Spełnienie żądań lekarzy wymagało od parlamentarzystów wniesienia poprawek do kilku ustaw, gdyż oprócz podniesienia zarobków porozumienie z rządem przewidywało wstrzymanie przekształcenia szpitali  spółki i ograniczenie lekarskich nadgodzin.

Istniało poważne zagrożenie, że parlament nie poprze zapisów dotyczących wstrzymania transformacji szpitali w spółki, ponieważ sprzeciwia się temu część centroprawicowej koalicji. Dlatego też lekarze w weekend ogłosili pogotowie strajkowe i gotowość do dalszych masowych protestów. Tymczasem w ich obronie stanęła lewicowa opozycja i w Radzie Narodowej (jednoizbowym parlamencie) poparła ich żądania.

Parlamentarzyści nie zgodzili się jednak na wspomniane w porozumieniu podwyżki pensji wykraczające poza 2012 rok. Mimo to lekarze nie protestowali, ponieważ podpisali już nowe, przewidujące to kontrakty z placówkami publicznej służby zdrowia.

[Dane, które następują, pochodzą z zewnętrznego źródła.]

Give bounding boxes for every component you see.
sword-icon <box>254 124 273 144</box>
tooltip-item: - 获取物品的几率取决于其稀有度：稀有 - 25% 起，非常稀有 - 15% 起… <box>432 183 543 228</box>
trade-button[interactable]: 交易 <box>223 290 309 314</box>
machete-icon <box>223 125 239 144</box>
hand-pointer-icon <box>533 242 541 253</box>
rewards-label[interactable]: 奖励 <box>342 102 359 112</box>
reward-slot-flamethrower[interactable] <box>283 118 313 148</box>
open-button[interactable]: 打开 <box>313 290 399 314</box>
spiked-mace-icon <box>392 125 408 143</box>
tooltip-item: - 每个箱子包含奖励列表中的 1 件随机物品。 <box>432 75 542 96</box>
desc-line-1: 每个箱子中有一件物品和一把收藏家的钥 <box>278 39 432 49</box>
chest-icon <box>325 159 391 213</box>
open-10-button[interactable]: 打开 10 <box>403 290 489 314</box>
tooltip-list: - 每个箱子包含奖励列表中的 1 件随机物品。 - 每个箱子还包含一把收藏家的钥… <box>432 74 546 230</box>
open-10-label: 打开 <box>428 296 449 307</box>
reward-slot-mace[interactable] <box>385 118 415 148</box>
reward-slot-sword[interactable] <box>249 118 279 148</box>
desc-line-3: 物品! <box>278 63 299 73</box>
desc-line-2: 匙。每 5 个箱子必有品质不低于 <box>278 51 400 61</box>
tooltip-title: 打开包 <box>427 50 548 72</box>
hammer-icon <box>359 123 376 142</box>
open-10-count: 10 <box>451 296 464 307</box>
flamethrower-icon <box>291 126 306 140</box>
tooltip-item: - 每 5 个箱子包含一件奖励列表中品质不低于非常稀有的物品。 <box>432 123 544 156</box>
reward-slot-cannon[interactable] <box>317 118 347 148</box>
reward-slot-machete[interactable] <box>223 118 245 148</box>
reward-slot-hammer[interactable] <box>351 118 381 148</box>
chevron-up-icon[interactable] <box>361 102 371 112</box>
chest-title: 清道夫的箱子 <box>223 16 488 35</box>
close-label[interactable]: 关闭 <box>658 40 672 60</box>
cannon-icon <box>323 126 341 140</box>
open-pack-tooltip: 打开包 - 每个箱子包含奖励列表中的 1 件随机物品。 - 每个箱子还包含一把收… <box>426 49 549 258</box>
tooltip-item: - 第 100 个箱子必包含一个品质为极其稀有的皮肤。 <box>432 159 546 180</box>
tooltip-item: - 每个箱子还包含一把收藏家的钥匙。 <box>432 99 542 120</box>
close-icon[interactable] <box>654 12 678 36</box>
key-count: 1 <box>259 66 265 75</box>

Przyjęto większą część memorandum, a dla nas jeden z najważniejszych punktów to właśnie wstrzymanie transformacji szpitali w spółki - powiedział w reakcji na głosowanie szef słowackich lekarskich związków zawodowych LOZ Marian Kollar, stojący na czele protestu. To, co zostało spełnione, traktujemy pozytywnie - dodał.

Centroprawicowy rząd Ivety Radiczovej zawarł porozumienie z lekarzami 3 grudnia, po masowym proteście paraliżującym słowacką służbę zdrowia. Protest, w którym wzięło udział około 1200 z ponad 7 tys. medyków z państwowych szpitali, polegał na złożeniu wypowiedzeń o pracę z dniem 1 grudnia.

Lekarze protestowali w ten sposób przeciw niskim zarobkom, warunkom pracy i przekształcaniu szpitali w spółki. Był to największy strajk lekarzy w najnowszej historii Słowacji.